Christopher Snowdon: No; I am suggesting that Government should not fund lobby groups to campaign for causes that may be dearer to their hearts than they are to the public’s.
Paul Flynn: Does not Government have a duty to do good things in their simplest form? There are already hugely well founded organisations like Forest and others that are in the pay of the tobacco industry and are encouraging young people into this addiction that will lead to their early deaths. Does the Government not have a responsibility to ensure that another point of view is put forward and that is funded as well?
Christopher Snowdon: No, I don’t think so. What you are making there is basically what the European Commission’s argument is for funding all these environmental groups and, indeed, think tanks: to act as a counterweight to all the industrial lobbying that they receive. I do not think it is the place of Government to deliberately create front groups.
Paul Flynn: Would you agree there should be a balance between those who are lobbying for their own greed, their own profit, and those who are advocating the public good with health? If you are a lobbyist with a bottomless pocket, you can pay £250,000 and have a dinner with the Prime Minister to lobby him personally. Is that reasonable? In those circumstances, should the causes that are lobbying for the public good have some assistance?
Christopher Snowdon: No, because it is dishonest.
Paul Flynn: Is it not dishonest to buy an MP, and for countries like Azerbaijan and Israel to invite lots of MPs to their country, butter them up, pay for their hotels, pay their expenses and then bring them back and expect them to deliver? Is that dishonest?
Christopher Snowdon: I don’t know if it is dishonest. It is an attempt at persuasion. Even if it were dishonest, two wrongs would not make a right. If the Department of Health wishes to bring in a smoking ban, plain packaging for cigarettes or a ban on display, which it clearly does, then it should just get on and do it, rather than go through this charade of creating numerous front groups, using public money to finance campaigns that, on the face of it, do not look like Government‑funded campaigns. They look like civil society campaigns to try to persuade the public on a policy that has already been decided within the bureaucracy and has not been decided democratically or through reasoned debate. It has been decided on high, and then these policies are pushed to the people using what we would describe, if industry was involved, as front groups.
Chair: It is passing off organisations that purport to be independent but actually are agents of government.
Christopher Snowdon: Of the state, yes.
Paul Flynn: You make no apologies for the fact that the piece of research you quote is eight years old and you did not check the subsequent research.

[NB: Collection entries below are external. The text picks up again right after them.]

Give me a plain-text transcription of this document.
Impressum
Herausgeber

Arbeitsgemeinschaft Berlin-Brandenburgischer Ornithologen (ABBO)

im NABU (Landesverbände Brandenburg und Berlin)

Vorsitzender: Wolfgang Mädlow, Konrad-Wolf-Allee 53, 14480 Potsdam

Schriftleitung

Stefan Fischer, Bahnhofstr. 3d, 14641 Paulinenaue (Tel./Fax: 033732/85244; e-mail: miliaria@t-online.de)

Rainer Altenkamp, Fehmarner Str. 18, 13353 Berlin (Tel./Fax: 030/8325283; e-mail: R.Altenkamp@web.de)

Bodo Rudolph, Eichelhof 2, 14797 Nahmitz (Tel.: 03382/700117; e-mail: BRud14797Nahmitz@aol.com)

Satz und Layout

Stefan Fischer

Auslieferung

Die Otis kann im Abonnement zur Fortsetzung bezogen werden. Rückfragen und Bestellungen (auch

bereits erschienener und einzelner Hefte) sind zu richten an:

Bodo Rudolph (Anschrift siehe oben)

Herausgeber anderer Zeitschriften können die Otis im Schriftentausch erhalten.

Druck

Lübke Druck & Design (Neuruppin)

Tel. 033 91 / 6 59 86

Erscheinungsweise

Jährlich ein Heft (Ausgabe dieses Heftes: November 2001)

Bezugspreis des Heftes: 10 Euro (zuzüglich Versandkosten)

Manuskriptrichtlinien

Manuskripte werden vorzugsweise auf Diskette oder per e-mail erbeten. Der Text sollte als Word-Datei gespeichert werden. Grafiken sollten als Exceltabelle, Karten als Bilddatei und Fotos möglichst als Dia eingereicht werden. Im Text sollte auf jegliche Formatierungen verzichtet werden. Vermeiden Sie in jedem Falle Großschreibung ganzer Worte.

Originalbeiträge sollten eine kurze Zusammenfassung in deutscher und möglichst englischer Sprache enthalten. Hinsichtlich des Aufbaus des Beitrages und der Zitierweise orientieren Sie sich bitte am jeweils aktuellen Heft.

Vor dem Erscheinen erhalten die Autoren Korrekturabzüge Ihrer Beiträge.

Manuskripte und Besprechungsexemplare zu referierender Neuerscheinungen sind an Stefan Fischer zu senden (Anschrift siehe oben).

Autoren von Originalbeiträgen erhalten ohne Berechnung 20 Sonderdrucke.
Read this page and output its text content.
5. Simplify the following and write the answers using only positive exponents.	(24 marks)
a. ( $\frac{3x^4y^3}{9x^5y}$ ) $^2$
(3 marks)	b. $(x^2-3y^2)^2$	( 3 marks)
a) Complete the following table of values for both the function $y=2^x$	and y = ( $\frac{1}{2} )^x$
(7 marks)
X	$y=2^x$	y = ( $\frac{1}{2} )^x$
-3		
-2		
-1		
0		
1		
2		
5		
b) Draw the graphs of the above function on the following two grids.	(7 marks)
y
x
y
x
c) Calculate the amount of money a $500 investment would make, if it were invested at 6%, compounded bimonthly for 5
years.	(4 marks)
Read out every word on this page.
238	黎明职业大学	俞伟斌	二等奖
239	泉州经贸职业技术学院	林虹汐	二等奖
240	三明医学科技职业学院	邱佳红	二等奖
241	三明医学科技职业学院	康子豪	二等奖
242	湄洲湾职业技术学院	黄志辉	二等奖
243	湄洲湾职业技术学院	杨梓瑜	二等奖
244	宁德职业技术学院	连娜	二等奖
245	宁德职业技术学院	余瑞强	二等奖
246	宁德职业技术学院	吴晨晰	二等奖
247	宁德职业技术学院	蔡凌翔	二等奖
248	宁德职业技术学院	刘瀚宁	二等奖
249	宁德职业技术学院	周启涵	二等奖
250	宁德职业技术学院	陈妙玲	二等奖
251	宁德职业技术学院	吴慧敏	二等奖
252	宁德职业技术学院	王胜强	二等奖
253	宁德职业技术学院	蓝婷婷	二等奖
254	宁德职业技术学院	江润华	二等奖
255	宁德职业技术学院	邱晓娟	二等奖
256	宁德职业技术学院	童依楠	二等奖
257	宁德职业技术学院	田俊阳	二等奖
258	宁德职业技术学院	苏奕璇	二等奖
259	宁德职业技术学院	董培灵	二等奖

Christopher Snowdon: No, because it is completely irrelevant that it is eight years old. The point being made there is that, at the time the Government was funding groups to campaign on their behalf, the policy was unpopular. My argument throughout this report is that many of the things that the Government did create groups to campaign for are unpopular. There would be no need to go through this charade if they were popular policies. If you have popular policies, you simply put them in your manifesto and then you bring them about.
Paul Flynn: In your ideal world, Mr Snowdon, because there was not a majority among smokers for a smoking ban, we should not have had a smoking ban. The great benefits that have resulted from that would not come about.
Christopher Snowdon: I personally hate the smoking ban and I wish it had never come in, so it does not have any great benefits for me. The fact that 80% of the people may approve of it still means that 20% of the people disapprove of it. Incidentally, 20% of the population are smokers, so we probably disagree on how beneficial the smoking ban has been.
Paul Flynn: Do we judge all Government policies on the effects they have on Mr Snowdon? Is this a rational argument?
Christopher Snowdon: No, we do not, but nor do we judge them on Mr Flynn. Whether the smoking ban is a good or bad thing is by the by. I am using it as an example to show a tendency that has been in government for the last 15 years.